I’ve fallen so very hard for this thing. So much so that I wrote this, this and this about it. I also did a three part, four-hour-long podcast about it. So, there has been no shortage of Monogats-related content on this blog this year. But, the thing is, it’s all been of such decent/passable/pseudo-intellectual quality. What I haven’t done is just mindlessly emote about the franchise. So, I think I’ll do that now. Get ready for a shotgun blast of fanboying.
I love Monogats because it’s a talking heads series. I am befuddled when people dismiss this (or Psycho Pass, or GitS, etc.) as “too talky.” It’d be one thing if the stuff being talked about was boring or didn’t add anything to the story or characters. But, that isn’t the case here at all! The dialogue is well-written, funny, jarring, charming, character-building and plot-moving.
The fact that it’s a talking heads anime directly effects the cinematography. Series directors compose wonderful shots because, most of the time, there’s not a ton of character movement. The angles, the scene layout, the “camera” techniques…SHAFT takes such care to produce visually stimulating shot after shot with Monogats.
Visual metaphor is one of my favorite things about anime in general, and Monogatari trades heavily in it. It’s not as boldly abstract as Ikuhara‘s shows, but there are some nice, clean visual metaphors to be had in the Monogats. I describe one such instance here in the section about Hanekawa Tsubasa.
Speaking of folks like Hanekawa…the characters! Omgomgomg. Here is where the strengths of the novels shine through. The characterization is superb. You don’t have to spend much time with Hitagi Senjougahara or Kanbaru Suruga to realize that they have so much depth. Then, there are characters you think you’ve got figured out (I’m looking at you Sengoku Nadeko), but, when you just know they’re going to zig, they zag. I feel like they all continually surprise me but in this way that feels so organic, so them. While there are characters I like less than others, there are no bad characters in this series (up to the point I’ve seen). I love how each of the girls toys with Araragi. Though he helps them take significant steps in their lives, he never quite has a handle on them.
Honestly, I really do love how sprawling the thing has become. I don’t mind getting into long series myself, and I find that the length of this franchise is helping it rather than harming it. Because of the sheer breadth of the story, the writers and directors can weave an increasingly-intricate web of relationships, motivations and histories of these characters I have grown to love. If Bake was all there was, it would be an achievement, but the fact that additional content can be added which is worthwhile on its own but also enhances what has come before…this makes Monogats something quite special.

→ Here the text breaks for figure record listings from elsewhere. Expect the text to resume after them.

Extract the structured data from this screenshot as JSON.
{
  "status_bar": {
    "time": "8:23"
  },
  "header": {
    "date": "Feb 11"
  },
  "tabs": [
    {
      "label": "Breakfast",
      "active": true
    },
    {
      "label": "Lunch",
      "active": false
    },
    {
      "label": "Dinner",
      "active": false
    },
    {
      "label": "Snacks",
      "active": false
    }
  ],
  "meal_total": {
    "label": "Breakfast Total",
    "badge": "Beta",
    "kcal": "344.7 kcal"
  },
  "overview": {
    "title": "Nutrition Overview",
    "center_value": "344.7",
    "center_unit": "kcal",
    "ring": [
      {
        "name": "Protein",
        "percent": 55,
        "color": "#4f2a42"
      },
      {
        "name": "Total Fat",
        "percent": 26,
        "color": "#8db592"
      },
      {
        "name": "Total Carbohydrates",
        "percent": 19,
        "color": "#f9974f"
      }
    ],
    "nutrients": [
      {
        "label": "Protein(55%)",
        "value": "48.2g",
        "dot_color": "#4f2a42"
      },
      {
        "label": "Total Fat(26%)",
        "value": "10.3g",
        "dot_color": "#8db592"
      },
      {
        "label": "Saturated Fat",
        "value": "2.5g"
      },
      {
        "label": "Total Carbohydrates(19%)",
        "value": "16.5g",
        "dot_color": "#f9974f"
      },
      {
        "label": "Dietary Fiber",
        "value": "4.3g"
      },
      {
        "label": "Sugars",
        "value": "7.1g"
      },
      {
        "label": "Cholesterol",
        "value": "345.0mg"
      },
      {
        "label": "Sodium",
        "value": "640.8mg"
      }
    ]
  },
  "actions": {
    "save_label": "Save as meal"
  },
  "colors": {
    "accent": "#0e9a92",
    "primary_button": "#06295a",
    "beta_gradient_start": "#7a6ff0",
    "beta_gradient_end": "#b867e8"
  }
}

I really love the music. It’s haunting and beautiful and interesting. I dunno, YouTube that shit.
If I had to choose a favorite moment or scene from the Monogats I’ve seen thus far, it’d be the final portion of episode 12 of Bakemonogatari. The date. We learn so much more about Hitagi. She displays the acerbic humor that we are used to, but she also opens up to her boyfriend in a way we haven’t seen. Hitagi has been forthright and matter-of-factly honest before, but this scene presents her as vulnerable for the first time. It’s very humanizing to her character, and it’s really sweet, actually. That dialogue is just unforgettable, man.
That’s everything. That’s everything that I have. The ability to help you with your studies, my beloved underclassman, and my gruff father. And this starry sky. What I have is no more than this. What I can give you, Araragi, is no more than this. No more than this…and everything. But you know, even though my life till now hasn’t been a happy one, if the reason I was able to catch your eye is precisely because I was unhappy…Then I can be glad.
Merry Christmas, you database animals.